= Jack Lester King =

American evolutionary biologist (1934–1983)

Jack Lester King (March 9, 1934 - June 29, 1983) was an American evolutionary biologist best known for co-authoring (with Thomas H. Jukes) a seminal paper on the neutral theory of molecular evolution, "Non-Darwinian Evolution".

King was born in Oakland, California and received both undergraduate and doctoral training at the University of California, Berkeley, earning a Ph.D. in Zoology in 1963. From 1963 to 1969, he remained at UC Berkeley as a postdoctoral fellow in population genetics, then independent researcher in biophysics, at the Donner Laboratory. In 1969, King became a professor at University of California, Santa Barbara.

King and Jukes' "Non-Darwinian Evolution", published in Science in 1969 shortly after Motoo Kimura first mooted the neutral theory, brought together a variety of experimental evidence and theoretical arguments in support of the idea that the vast majority of mutations, at the molecular level, are neither beneficial nor harmful. As the intentionally provocative title implies, King and Jukes suggested that for most molecular evolution, genetic drift rather than natural selection is the main factor. King himself was "a staunch but progressive Darwinian", but he enjoyed the strong reactions the paper provoked. This marked the beginning of the controversy over neutral evolution and the "neutralist-selectionist debate", primarily between organismal and molecular biologists, which would continue throughout King's career. His later work in this area focused on neutral substitutions, isoalleles, and the measurement of variation through electrophoresis.
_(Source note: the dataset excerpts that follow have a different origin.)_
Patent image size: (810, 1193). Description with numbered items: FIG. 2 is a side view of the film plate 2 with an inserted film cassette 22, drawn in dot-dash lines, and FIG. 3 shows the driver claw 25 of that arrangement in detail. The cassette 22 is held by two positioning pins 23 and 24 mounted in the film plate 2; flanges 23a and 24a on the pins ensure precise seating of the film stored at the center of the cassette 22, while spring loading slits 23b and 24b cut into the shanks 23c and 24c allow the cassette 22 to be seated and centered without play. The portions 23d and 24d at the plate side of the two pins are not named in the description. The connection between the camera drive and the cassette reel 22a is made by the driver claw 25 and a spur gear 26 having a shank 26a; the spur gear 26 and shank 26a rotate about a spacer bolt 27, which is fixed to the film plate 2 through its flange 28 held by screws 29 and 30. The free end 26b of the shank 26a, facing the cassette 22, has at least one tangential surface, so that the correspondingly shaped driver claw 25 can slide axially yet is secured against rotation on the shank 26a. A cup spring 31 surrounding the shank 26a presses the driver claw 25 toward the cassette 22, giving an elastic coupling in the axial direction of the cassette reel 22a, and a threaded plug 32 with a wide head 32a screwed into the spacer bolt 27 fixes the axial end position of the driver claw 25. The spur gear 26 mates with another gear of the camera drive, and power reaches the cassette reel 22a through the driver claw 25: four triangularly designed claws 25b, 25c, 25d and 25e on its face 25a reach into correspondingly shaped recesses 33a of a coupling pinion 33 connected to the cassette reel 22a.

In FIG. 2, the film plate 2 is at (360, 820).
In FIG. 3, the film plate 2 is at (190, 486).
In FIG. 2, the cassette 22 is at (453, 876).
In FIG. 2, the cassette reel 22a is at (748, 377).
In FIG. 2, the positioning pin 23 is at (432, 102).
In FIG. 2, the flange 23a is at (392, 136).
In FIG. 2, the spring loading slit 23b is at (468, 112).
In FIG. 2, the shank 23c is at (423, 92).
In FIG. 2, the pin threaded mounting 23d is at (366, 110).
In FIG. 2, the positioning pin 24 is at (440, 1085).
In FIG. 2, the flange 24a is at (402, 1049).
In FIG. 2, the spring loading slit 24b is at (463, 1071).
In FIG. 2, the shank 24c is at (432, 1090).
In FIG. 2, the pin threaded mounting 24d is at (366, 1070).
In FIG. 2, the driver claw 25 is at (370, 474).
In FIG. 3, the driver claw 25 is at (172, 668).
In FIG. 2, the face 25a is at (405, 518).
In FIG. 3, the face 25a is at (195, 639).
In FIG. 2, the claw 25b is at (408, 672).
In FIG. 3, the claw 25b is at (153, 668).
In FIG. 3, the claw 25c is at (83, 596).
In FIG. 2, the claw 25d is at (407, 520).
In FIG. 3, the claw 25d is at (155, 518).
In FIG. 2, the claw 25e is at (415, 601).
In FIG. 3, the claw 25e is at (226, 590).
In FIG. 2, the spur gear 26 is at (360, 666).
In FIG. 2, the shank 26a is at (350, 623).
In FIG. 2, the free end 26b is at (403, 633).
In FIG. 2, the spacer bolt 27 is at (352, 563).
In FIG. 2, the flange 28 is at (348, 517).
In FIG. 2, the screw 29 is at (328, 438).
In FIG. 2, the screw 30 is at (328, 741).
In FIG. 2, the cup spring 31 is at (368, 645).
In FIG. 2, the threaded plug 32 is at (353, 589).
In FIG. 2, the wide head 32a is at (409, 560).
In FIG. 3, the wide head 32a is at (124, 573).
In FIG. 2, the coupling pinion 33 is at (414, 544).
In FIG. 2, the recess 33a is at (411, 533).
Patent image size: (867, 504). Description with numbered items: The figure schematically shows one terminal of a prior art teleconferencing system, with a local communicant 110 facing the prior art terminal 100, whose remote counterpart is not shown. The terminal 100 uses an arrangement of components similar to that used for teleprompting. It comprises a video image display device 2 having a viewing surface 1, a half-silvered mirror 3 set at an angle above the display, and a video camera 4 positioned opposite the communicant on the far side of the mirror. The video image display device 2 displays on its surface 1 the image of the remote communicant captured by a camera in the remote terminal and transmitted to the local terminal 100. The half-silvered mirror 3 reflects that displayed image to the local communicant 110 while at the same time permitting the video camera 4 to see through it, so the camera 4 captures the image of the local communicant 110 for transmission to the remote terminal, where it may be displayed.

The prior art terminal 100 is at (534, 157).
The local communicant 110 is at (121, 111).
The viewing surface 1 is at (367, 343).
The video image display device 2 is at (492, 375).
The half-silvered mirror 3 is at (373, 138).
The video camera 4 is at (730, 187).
King became an associate editor of the Journal of Molecular Evolution in 1971, shortly after the journal's founding. He co-authored a 1981 textbook, Biology, The Science of Life. King died unexpectedly in 1983 from a brain hemorrhage caused by acute myelomonocytic leukemia. King was survived by his second wife Ethel and their two children, as well as six children from his first marriage.